Rottamatori chiamano scassatori

LATRONICO (POTENZA) Dal palco del cinema “Nuova Italia”  Matteo Renzi, sindaco di Firenze, e in lizza per le primarie annuncia un programma per il Sud, o meglio “i tanti Sud”. Entro la fine di settembre sarà con il  suo  camper in Campania, dove avrà modo di dialogare con la nascente lista arancione del sindaco Luigi De Magistris. “Ho molto apprezzato il suo Lungomare liberato – dice Renzi – vedremo adesso come si porrà sul panorama politico nazionale”.

“L’importante è fare squadra e mandare via il vecchio. Ecco a Napoli de Magistris ci è riuscito ha mandato a casa un potere politico in decomposizione”. E poi aggiunge”: Se de Magistris ha scassato io voglio rottamare questa classe politica obsoleta”.

Poi il primo cittadino toscano si concentra sui temi nazionali. Elezioni anticipate? No grazie, per me si vota nel 2013, spero non con il Porcellum, pessima legge elettorale ma dalle proposte di modifica che vedo in Parlamento c’è il serio rischio che la si possa addirittura peggiorare. Vedo bene i collegi uninominali con le preferenze o il ritorno al proporzionale purché si ridia ai cittadini il potere di scegliere i propri rappresentanti e a chi mi dice che le preferenze sono fonte di inquinamento del voto dico che è più inquinato questo Parlamento di nominati”.

E’ un fiume in piena Matteo Renzi, durante la sua prima tappa in Basilicata, a Latronico, accolto da un folto gruppo di rottamatori del Pd lucano. Un tour de force che lo ha visto impegnato in incontri anche a Potenza e Policoro, nel materano. Il suo girovagare approderà anche nella Puglia di D’Alema, ad Otranto, Gallipoli, Galatina e Lecce, incontri a Vasto, Giulianova e Civita Castellana (Viterbo) prima di concludere alla festa nazionale del Pd a Reggio Emilia.

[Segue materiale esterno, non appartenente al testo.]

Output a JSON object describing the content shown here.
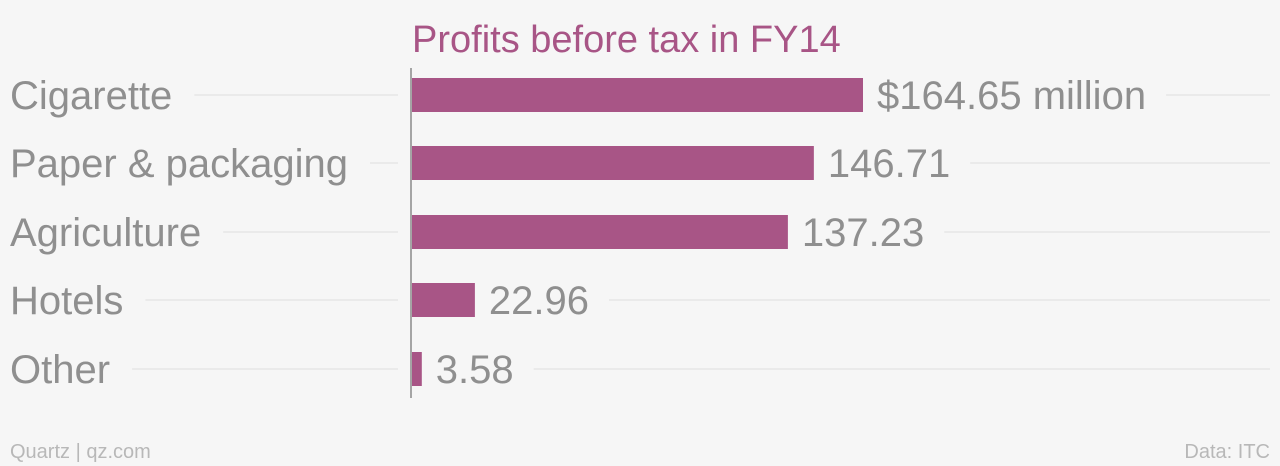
{
  "chart_data": {
    "type": "bar",
    "orientation": "horizontal",
    "title": "Profits before tax in FY14",
    "categories": [
      "Cigarette",
      "Paper & packaging",
      "Agriculture",
      "Hotels",
      "Other"
    ],
    "values": [
      164.65,
      146.71,
      137.23,
      22.96,
      3.58
    ],
    "value_labels": [
      "$164.65 million",
      "146.71",
      "137.23",
      "22.96",
      "3.58"
    ],
    "xlim": [
      0,
      164.65
    ],
    "grid": true,
    "xlabel": "",
    "ylabel": ""
  },
  "footer": {
    "credit": "Quartz | qz.com",
    "source": "Data: ITC"
  },
  "colors": {
    "bar": "#a85586",
    "title": "#a85586",
    "category_text": "#8f8f8f",
    "value_text": "#8f8f8f",
    "footer_text": "#b8b8b8",
    "grid": "#e6e6e6",
    "axis": "#8a8a8a",
    "background": "#f6f6f6"
  }
}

L’occasione è offerta dalla presentazione del suo libro “Stil novo” (Rizzoli), ma in realtà il rottamatore Renzi prova a scaldare i motori prima di “scendere in camper”, come dice a una divertita platea, il prossimo 13 settembre per le primarie del Pd. E l’obiettivo è sempre lo stesso: mandare a casa la vecchia nomenclatura di partito, non solo Bersani.

“Se la famosa soap opera Beautiful ha deciso di mandare a casa, dopo 25 anni, il mascellone Ridge Forrester (l’attore Ronn Moss), non vedo perché noi non dovremmo provare a rottamare “baffino” D’Alema” dice scaldando gli animi.

E sul rischio che le primarie aperte all’italiana del Pd possano canalizzare su di lui voti del Pdl e Lega contro Bersani chiosa: “Nessuno scandalo, chiedo i voti di tutti i cittadini, specie quelli delusi da false ampolle padane o da promesse non mantenute”. E in caso di sconfitta? “Non scappo via con il pallone e non voglio scranni in Parlamento, resto saldamente nel centrosinistra senza fondare un partito mio, continuerò a fare il sindaco di Firenze”.